Quase ao final da entrevista, o Arthur veio até mim. “Deixe essas meninas aí e me fale se rola uma sinuca hoje à noite, no Prime, vamos, me fale.”

Elas reagiram, com algum senso de humor; mesmo assim, muito sérias.

“Não sei, Arthurzinho. Vamos ver. Quem sabe amanhã. Ando meio cansado hoje.”

Com ele, eu sabia que o assunto não tinha nada a ver com trabalho e com facultativas e opiniões e concepções e decepções sobre tudo isso. Ele devia estar de novo indeciso quanto à sua jovem amante, seu casamento e essas coisas que se arrastam pelos dias dos bem ou mal apaixonados. Uns tipos como o Arthur têm dificuldade em tomar decisões, porque, no melhor dos cenários, almejam as duas coisas: o casamento-contrato-social e a clandestinidade de alguma relação inconfessável, enfim, o mundo visto, exposto, conhecido, da realidade oficial e o mundo secreto onde se engendra e se desenvolve um paraíso à parte.

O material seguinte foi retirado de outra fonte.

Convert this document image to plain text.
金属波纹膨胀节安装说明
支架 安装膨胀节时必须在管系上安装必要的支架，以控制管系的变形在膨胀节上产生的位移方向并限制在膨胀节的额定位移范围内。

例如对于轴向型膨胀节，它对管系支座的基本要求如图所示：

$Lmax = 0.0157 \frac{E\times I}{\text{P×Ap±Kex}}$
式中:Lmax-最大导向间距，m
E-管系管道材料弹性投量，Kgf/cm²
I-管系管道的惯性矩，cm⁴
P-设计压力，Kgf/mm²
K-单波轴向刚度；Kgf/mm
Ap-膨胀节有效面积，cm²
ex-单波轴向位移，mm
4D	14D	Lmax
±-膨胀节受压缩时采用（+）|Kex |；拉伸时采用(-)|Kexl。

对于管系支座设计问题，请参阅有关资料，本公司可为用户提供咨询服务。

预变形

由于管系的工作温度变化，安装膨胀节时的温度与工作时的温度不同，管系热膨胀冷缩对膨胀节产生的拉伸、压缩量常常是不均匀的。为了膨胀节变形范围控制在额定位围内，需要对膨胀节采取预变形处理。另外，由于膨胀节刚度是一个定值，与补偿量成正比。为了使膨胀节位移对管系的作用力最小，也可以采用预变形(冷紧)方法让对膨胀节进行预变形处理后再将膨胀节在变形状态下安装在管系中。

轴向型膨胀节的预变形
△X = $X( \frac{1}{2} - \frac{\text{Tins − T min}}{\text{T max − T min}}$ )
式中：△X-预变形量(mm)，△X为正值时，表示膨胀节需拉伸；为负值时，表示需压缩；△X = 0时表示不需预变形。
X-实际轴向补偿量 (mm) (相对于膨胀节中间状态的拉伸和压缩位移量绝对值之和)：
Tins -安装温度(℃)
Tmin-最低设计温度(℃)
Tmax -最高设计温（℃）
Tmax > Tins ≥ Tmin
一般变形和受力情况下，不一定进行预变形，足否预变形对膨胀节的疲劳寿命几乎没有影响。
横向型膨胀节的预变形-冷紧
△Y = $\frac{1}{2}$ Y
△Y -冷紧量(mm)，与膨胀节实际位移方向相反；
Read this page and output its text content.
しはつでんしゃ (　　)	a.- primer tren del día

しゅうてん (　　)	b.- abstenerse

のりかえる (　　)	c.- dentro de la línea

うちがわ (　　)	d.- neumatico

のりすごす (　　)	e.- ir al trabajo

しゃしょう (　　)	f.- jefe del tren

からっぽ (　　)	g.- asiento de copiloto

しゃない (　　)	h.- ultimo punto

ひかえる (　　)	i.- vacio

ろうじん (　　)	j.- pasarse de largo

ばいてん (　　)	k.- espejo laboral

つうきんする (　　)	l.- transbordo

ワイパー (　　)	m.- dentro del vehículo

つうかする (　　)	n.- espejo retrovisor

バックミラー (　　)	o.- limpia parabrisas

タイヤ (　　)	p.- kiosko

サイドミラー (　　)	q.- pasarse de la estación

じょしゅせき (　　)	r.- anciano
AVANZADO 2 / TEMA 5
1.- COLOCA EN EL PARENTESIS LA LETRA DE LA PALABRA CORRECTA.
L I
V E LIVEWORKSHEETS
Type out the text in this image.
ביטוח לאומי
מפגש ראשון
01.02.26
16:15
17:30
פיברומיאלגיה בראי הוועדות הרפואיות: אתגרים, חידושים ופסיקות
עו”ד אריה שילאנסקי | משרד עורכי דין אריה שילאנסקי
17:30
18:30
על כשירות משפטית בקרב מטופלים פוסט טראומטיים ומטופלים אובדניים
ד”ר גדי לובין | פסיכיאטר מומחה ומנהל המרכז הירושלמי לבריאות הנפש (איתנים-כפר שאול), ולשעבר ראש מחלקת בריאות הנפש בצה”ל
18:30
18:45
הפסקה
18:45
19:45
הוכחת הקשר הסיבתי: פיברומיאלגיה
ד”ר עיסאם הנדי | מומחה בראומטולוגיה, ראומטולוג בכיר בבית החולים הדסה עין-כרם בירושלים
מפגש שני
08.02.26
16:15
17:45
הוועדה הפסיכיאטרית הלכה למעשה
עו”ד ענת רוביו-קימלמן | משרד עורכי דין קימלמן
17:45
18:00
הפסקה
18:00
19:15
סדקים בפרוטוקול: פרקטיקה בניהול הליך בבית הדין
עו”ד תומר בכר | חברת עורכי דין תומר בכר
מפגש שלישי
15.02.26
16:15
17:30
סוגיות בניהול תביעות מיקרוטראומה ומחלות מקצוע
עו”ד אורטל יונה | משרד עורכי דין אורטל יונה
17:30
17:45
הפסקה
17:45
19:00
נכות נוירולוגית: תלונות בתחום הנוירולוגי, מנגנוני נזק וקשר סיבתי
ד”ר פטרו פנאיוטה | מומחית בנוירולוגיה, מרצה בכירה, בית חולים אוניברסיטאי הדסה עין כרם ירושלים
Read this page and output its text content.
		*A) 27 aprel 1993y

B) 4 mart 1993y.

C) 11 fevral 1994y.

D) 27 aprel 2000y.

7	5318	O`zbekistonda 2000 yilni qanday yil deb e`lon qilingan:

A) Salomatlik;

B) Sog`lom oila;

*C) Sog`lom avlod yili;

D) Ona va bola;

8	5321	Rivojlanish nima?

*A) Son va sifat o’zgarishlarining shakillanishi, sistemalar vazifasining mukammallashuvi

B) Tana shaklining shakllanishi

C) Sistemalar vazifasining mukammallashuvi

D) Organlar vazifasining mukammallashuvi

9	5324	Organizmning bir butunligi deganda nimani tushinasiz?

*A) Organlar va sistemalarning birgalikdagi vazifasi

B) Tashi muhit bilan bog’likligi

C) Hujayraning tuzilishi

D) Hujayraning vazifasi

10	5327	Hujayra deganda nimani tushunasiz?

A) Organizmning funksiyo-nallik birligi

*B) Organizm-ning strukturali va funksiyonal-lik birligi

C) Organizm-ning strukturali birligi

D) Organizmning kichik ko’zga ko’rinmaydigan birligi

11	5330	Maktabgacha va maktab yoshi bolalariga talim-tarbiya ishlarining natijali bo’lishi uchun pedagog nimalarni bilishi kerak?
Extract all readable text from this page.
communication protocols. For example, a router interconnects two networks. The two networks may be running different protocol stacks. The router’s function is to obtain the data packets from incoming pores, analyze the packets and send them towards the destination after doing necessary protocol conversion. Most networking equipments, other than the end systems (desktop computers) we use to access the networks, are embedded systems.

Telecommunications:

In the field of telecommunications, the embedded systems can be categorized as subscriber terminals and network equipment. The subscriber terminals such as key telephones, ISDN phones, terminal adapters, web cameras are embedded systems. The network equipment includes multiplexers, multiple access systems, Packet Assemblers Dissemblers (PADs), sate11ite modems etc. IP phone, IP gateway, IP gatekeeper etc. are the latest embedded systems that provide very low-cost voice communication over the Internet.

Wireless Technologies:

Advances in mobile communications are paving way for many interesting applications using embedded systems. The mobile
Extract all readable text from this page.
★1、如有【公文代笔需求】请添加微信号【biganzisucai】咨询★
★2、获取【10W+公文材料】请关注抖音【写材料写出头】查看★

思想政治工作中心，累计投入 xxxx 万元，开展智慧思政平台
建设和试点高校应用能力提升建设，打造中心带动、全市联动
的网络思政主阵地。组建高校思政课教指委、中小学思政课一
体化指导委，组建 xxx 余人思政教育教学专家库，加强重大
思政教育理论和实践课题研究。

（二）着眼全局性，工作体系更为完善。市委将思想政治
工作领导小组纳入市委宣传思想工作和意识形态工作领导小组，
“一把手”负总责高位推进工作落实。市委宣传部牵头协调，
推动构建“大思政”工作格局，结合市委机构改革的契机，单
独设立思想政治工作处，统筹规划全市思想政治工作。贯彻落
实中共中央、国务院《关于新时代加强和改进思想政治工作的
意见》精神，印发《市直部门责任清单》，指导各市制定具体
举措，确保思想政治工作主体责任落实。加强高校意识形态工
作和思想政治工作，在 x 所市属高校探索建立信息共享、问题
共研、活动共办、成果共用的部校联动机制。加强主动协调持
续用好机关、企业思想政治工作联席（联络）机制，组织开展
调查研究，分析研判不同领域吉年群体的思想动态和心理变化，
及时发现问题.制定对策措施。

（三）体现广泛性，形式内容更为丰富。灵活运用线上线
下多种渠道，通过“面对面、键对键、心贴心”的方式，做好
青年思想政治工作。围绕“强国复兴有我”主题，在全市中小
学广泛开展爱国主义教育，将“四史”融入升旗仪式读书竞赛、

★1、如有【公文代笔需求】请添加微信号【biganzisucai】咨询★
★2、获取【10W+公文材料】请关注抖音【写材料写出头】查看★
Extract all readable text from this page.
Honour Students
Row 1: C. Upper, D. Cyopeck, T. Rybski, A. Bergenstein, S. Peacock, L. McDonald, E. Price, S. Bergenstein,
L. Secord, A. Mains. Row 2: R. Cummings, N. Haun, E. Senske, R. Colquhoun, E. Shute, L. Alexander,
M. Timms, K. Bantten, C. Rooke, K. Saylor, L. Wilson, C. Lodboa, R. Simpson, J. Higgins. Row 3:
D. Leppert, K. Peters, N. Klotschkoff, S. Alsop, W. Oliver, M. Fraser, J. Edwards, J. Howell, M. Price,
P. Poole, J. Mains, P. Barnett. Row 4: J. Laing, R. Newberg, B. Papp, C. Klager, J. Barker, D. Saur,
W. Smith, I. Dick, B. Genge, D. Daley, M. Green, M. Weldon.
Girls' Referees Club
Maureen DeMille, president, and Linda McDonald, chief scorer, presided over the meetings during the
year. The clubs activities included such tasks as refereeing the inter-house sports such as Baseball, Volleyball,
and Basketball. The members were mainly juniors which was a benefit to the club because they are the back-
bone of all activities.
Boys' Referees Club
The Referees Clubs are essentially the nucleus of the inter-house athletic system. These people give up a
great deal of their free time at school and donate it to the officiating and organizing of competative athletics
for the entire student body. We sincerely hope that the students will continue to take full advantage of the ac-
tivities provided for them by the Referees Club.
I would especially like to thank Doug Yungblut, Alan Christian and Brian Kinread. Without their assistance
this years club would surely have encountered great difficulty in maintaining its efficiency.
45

Na TV, via-se agora o apelo publicitário de uma dessas grandes empresas poluidoras e produtoras de lixo tóxico, naturalmente pregando o oposto: que lutavam pela preservação do meio ambiente e projetavam cada vez mais tecnologias para criar um novo mundo, sustentável e quase utópico. Até os animais selvagens, em animações tecnicamente perfeitas, pareciam sorrir, em seu hábitat intacto. Essa grande corporação respondia a inúmeros processos judiciais, em parte relacionados a violações de leis trabalhistas, em parte por agressões ao meio ambiente, ocupação ilegal de áreas preservadas e outros crimes menores, sendo dois desses processos de grande monta, envolvendo somas astronômicas em indenizações para famílias das vítimas de sua atividade empreendedora ininterrupta, que fazia a fortuna dos sócios majoritários e dos demais acionistas. Na tela, sucediam-se imagens, em câmera lenta, de muitas pessoas simpáticas, idades e etnias diferentes, capacetes, óculos de proteção, luvas e uniformes, todas elas dedicadas afetuosa e apaixonadamente ao trabalho, virando seus rostos para a câmera em algum momento, sorrindo e cruzando os braços sobre o peito, representando a determinação e as ótimas intenções da companhia que abraçavam, empenhada em construir o futuro do país, da sociedade, do planeta e da sempre confiante humanidade.

“Vamos deixar pra outro dia, meu rei Arthur. Prometo uma partida de sinuca honesta.”

Deu-me um tapa no ombro, fazendo-me oscilar um pouco.